At the end of July, year-to-date euro benchmark covered bond issuance including taps totalled some €69bn, which is €33.25bn less than the €102.25bn of the first seven months of 2019 and also well below the €91bn average for 2015-2019. According to LBBW analysts, 2020 sets a new low for the first seven months of a year, a record previously set in 2014.
July issuance was just €1bn across two deals – a €500m seven year from Sparebanken Vest Boligkreditt and a €500m five year from Kookmin Bank on 1 and 8 July, respectively, with no CBPP3-eligible supply hitting the market. The €1bn is well down on July 2019 supply of €6.5bn across seven transactions, while in July 2018 as much as €10bn hit the market.
ING analysts noted today (Monday) that a further €40bn needs to be issued by year-end in order for their €110bn estimate for 2020 euro covered bond supply to be met – €4bn more than 2019’s post-summer supply, which they noted may be “ambitious” in light of €1.308tr have been drawn at the June TLTRO III.4 operation.
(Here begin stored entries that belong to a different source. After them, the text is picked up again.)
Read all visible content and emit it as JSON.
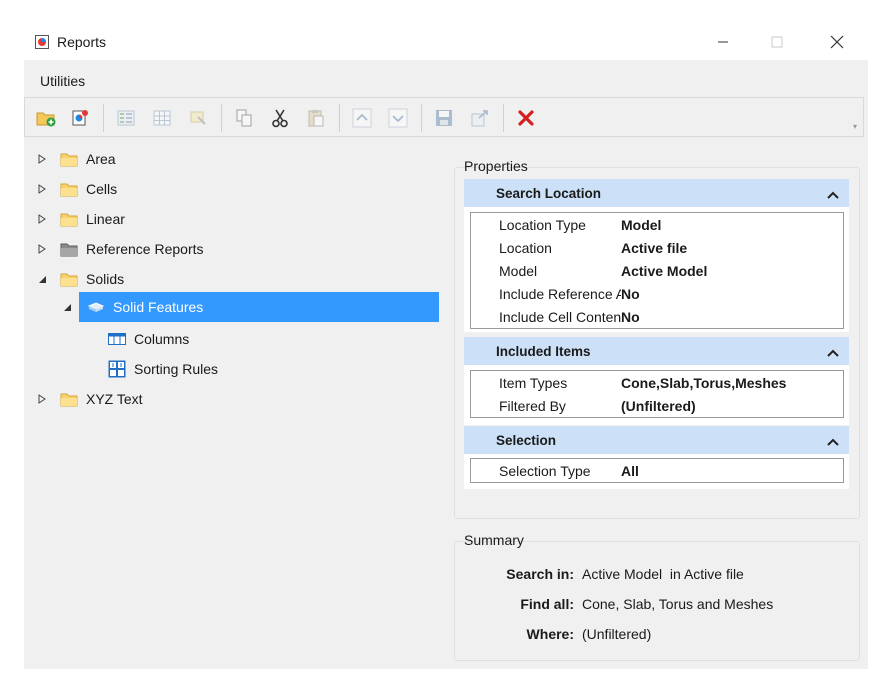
{
  "window": {
    "title": "Reports"
  },
  "menu": {
    "utilities": "Utilities"
  },
  "toolbar": {
    "items": [
      "add-folder-icon",
      "new-report-icon",
      "properties-list-icon",
      "table-icon",
      "highlight-icon",
      "copy-icon",
      "cut-icon",
      "paste-icon",
      "move-up-icon",
      "move-down-icon",
      "save-icon",
      "export-icon",
      "delete-icon"
    ]
  },
  "tree": {
    "area": "Area",
    "cells": "Cells",
    "linear": "Linear",
    "reference_reports": "Reference Reports",
    "solids": "Solids",
    "solid_features": "Solid Features",
    "columns": "Columns",
    "sorting_rules": "Sorting Rules",
    "xyz_text": "XYZ Text"
  },
  "properties": {
    "title": "Properties",
    "search_location": {
      "header": "Search Location",
      "rows": [
        {
          "k": "Location Type",
          "v": "Model"
        },
        {
          "k": "Location",
          "v": "Active file"
        },
        {
          "k": "Model",
          "v": "Active Model"
        },
        {
          "k": "Include Reference Att",
          "v": "No"
        },
        {
          "k": "Include Cell Contents",
          "v": "No"
        }
      ]
    },
    "included_items": {
      "header": "Included Items",
      "rows": [
        {
          "k": "Item Types",
          "v": "Cone,Slab,Torus,Meshes"
        },
        {
          "k": "Filtered By",
          "v": "(Unfiltered)"
        }
      ]
    },
    "selection": {
      "header": "Selection",
      "rows": [
        {
          "k": "Selection Type",
          "v": "All"
        }
      ]
    }
  },
  "summary": {
    "title": "Summary",
    "search_in_label": "Search in:",
    "search_in_value": "Active Model  in Active file",
    "find_all_label": "Find all:",
    "find_all_value": "Cone, Slab, Torus and Meshes",
    "where_label": "Where:",
    "where_value": "(Unfiltered)"
  }
}
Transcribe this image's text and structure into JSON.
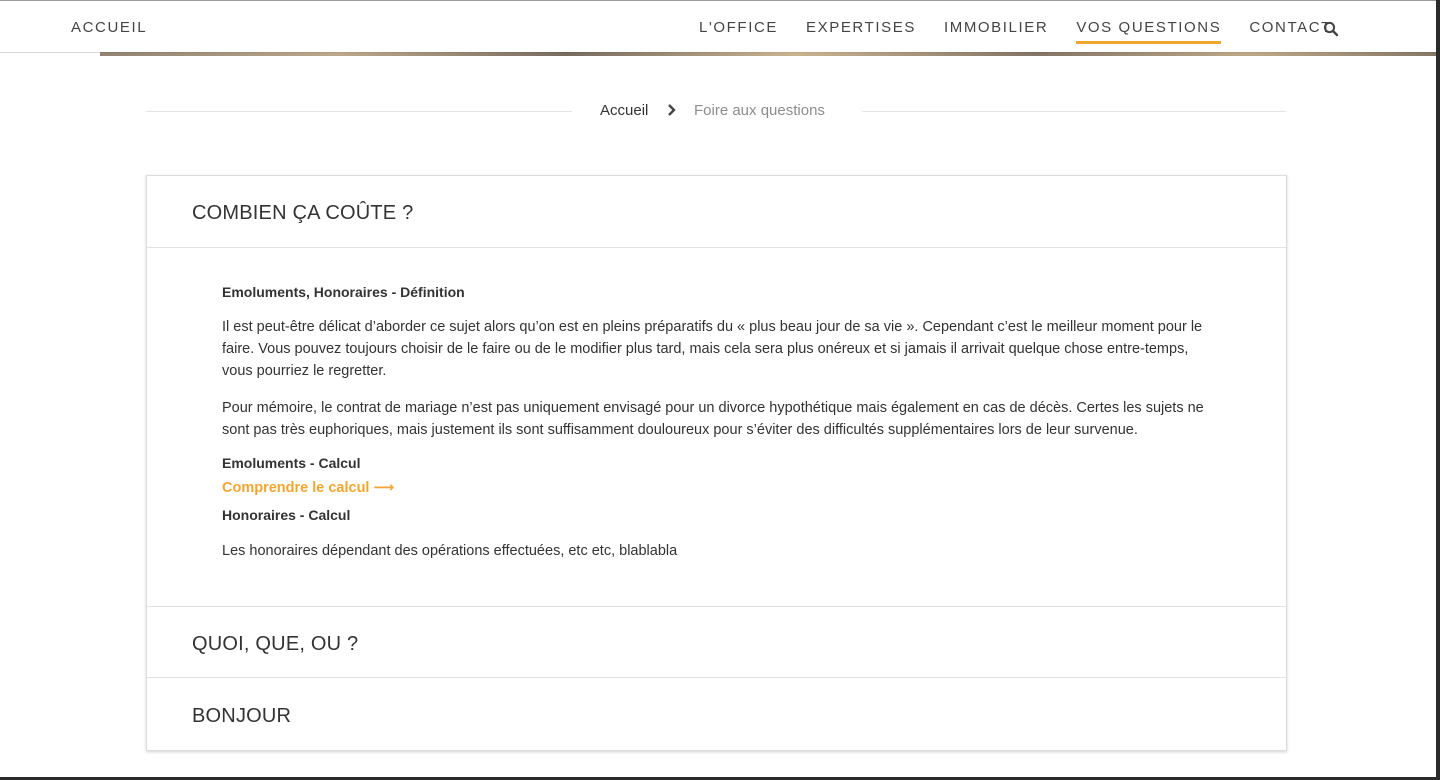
{
  "header": {
    "brand": "ACCUEIL",
    "nav": [
      {
        "label": "L'OFFICE"
      },
      {
        "label": "EXPERTISES"
      },
      {
        "label": "IMMOBILIER"
      },
      {
        "label": "VOS QUESTIONS",
        "active": true
      },
      {
        "label": "CONTACT"
      }
    ],
    "search_icon": "search-icon",
    "accent_color": "#f0a630"
  },
  "breadcrumb": {
    "home": "Accueil",
    "separator_icon": "chevron-right-icon",
    "current": "Foire aux questions"
  },
  "faq": {
    "sections": [
      {
        "title": "COMBIEN ÇA COÛTE ?",
        "expanded": true
      },
      {
        "title": "QUOI, QUE, OU ?",
        "expanded": false
      },
      {
        "title": "BONJOUR",
        "expanded": false
      }
    ],
    "content": {
      "heading_1": "Emoluments, Honoraires - Définition",
      "paragraph_1": "Il est peut-être délicat d’aborder ce sujet alors qu’on est en pleins préparatifs du « plus beau jour de sa vie ». Cependant c’est le meilleur moment pour le faire. Vous pouvez toujours choisir de le faire ou de le modifier plus tard, mais cela sera plus onéreux et si jamais il arrivait quelque chose entre-temps, vous pourriez le regretter.",
      "paragraph_2": "Pour mémoire, le contrat de mariage n’est pas uniquement envisagé pour un divorce hypothétique mais également en cas de décès. Certes les sujets ne sont pas très euphoriques, mais justement ils sont suffisamment douloureux pour s’éviter des difficultés supplémentaires lors de leur survenue.",
      "heading_2": "Emoluments - Calcul",
      "link": "Comprendre le calcul ⟶",
      "heading_3": "Honoraires - Calcul",
      "paragraph_3": "Les honoraires dépendant des opérations effectuées, etc etc, blablabla"
    }
  }
}
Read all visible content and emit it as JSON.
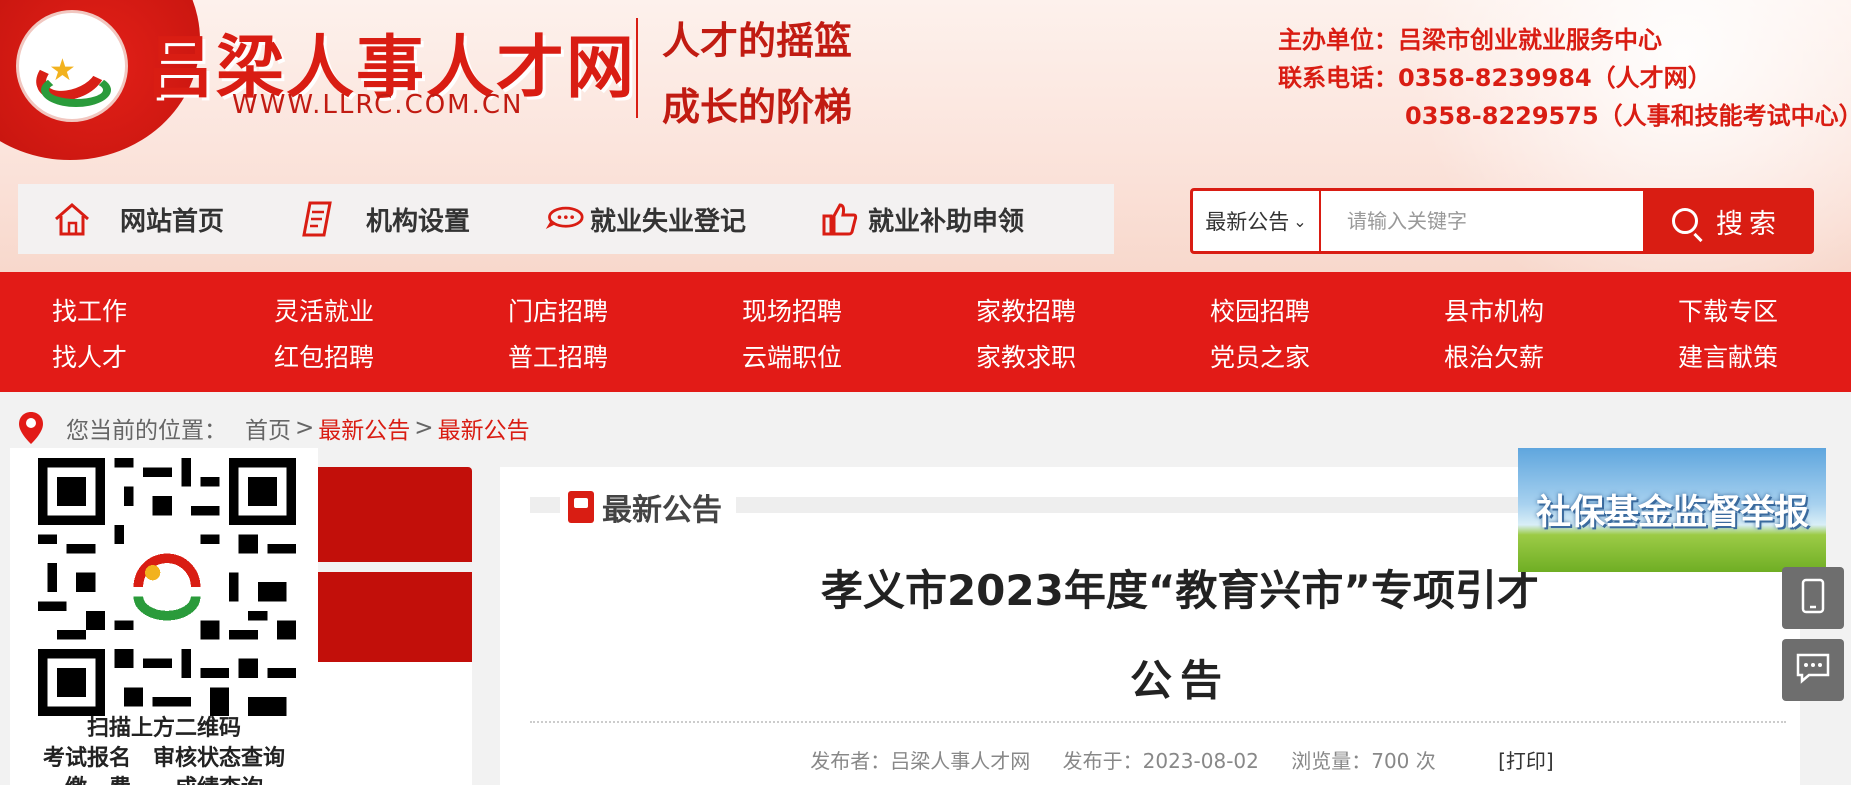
{
  "header": {
    "site_name": "吕梁人事人才网",
    "site_url": "WWW.LLRC.COM.CN",
    "slogan_1": "人才的摇篮",
    "slogan_2": "成长的阶梯",
    "sponsor": "主办单位：吕梁市创业就业服务中心",
    "phone_1": "联系电话：0358-8239984（人才网）",
    "phone_2": "0358-8229575（人事和技能考试中心）"
  },
  "quick_nav": [
    {
      "label": "网站首页",
      "icon": "home-icon"
    },
    {
      "label": "机构设置",
      "icon": "document-icon"
    },
    {
      "label": "就业失业登记",
      "icon": "chat-bubble-icon"
    },
    {
      "label": "就业补助申领",
      "icon": "thumbs-up-icon"
    }
  ],
  "search": {
    "category": "最新公告",
    "placeholder": "请输入关键字",
    "button": "搜索"
  },
  "main_nav": {
    "row1": [
      "找工作",
      "灵活就业",
      "门店招聘",
      "现场招聘",
      "家教招聘",
      "校园招聘",
      "县市机构",
      "下载专区"
    ],
    "row2": [
      "找人才",
      "红包招聘",
      "普工招聘",
      "云端职位",
      "家教求职",
      "党员之家",
      "根治欠薪",
      "建言献策"
    ]
  },
  "breadcrumb": {
    "prefix": "您当前的位置：",
    "home": "首页",
    "sep": ">",
    "level1": "最新公告",
    "level2": "最新公告"
  },
  "qr": {
    "caption_1": "扫描上方二维码",
    "caption_2": "考试报名　审核状态查询",
    "caption_3": "缴　费　　成绩查询"
  },
  "article": {
    "section_title": "最新公告",
    "title_line1": "孝义市2023年度“教育兴市”专项引才",
    "title_line2": "公告",
    "publisher": "发布者：吕梁人事人才网",
    "published": "发布于：2023-08-02",
    "views": "浏览量：700 次",
    "print": "[打印]"
  },
  "sidebar": {
    "banner_text": "社保基金监督举报"
  },
  "colors": {
    "brand_red": "#d91d13",
    "nav_red": "#e21b17",
    "float_gray": "#6e6e6e"
  }
}
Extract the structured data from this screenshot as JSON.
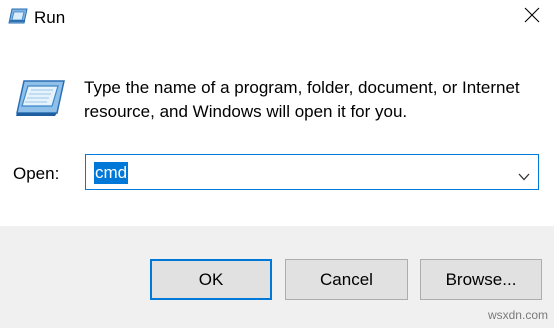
{
  "window": {
    "title": "Run"
  },
  "description": "Type the name of a program, folder, document, or Internet resource, and Windows will open it for you.",
  "open_field": {
    "label": "Open:",
    "value": "cmd"
  },
  "buttons": {
    "ok": "OK",
    "cancel": "Cancel",
    "browse": "Browse..."
  },
  "watermark": "wsxdn.com",
  "icons": {
    "app": "run-icon",
    "close": "close-icon",
    "dropdown": "chevron-down-icon"
  },
  "colors": {
    "accent": "#0078d7",
    "footer_bg": "#f0f0f0",
    "button_bg": "#e1e1e1"
  }
}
“Against this backdrop,” they added, “supply technicals should remain constructive to covered bond spreads for the rest of this year.”
Year-to-date issuance still exceeds redemptions by €8bn, according to ING, although they noted that the euro benchmark market shrank for the second month in a row in July and that covered bond redemptions in the second half are, at €67bn, greater than the €52bn repaid in the first half of the year.
Covered bond spreads have meanwhile remained stable in July, according to a syndicate banker, who cited the past two euro benchmarks from European issuers, Sparebanken Vest Boligkreditt and Berlin Hyp, as remaining around flat to their re-offer level.
He said that a theoretical euro benchmark priced today (Monday) would come with a minimal to no new issue premium.
“1bp-2bp maximum,” he said, “depending on jurisdiction, to the extent you are having this ECB programme backing it – it’s virtually zero. And I can’t see this changing unless supply were to truly grow massively, which is rather doubtful.”
There are no covered bonds in the pipeline for this week, according to another syndicate banker, who noted there would again be some supply from the German Länder segment.
“The summer break for financials is likely to continue for another two weeks,” he said, “as I would expect to see some activity around 17 August.”
He said there could then be a two week issuance window for opportunistic issuance before the European Union moves to issue under its €750bn recovery fund, which is anticipated for September.
The first syndicate banker, however, said that although mid-August typically marks a restart to euro benchmark issuance, it is difficult to say if it will be the case this year given that many issuers are well-funded and balance sheets are not growing.
“The question is where the need for fresh funds should come from,” he said, “besides roll-over activity or whatever, but let’s hope and wait.”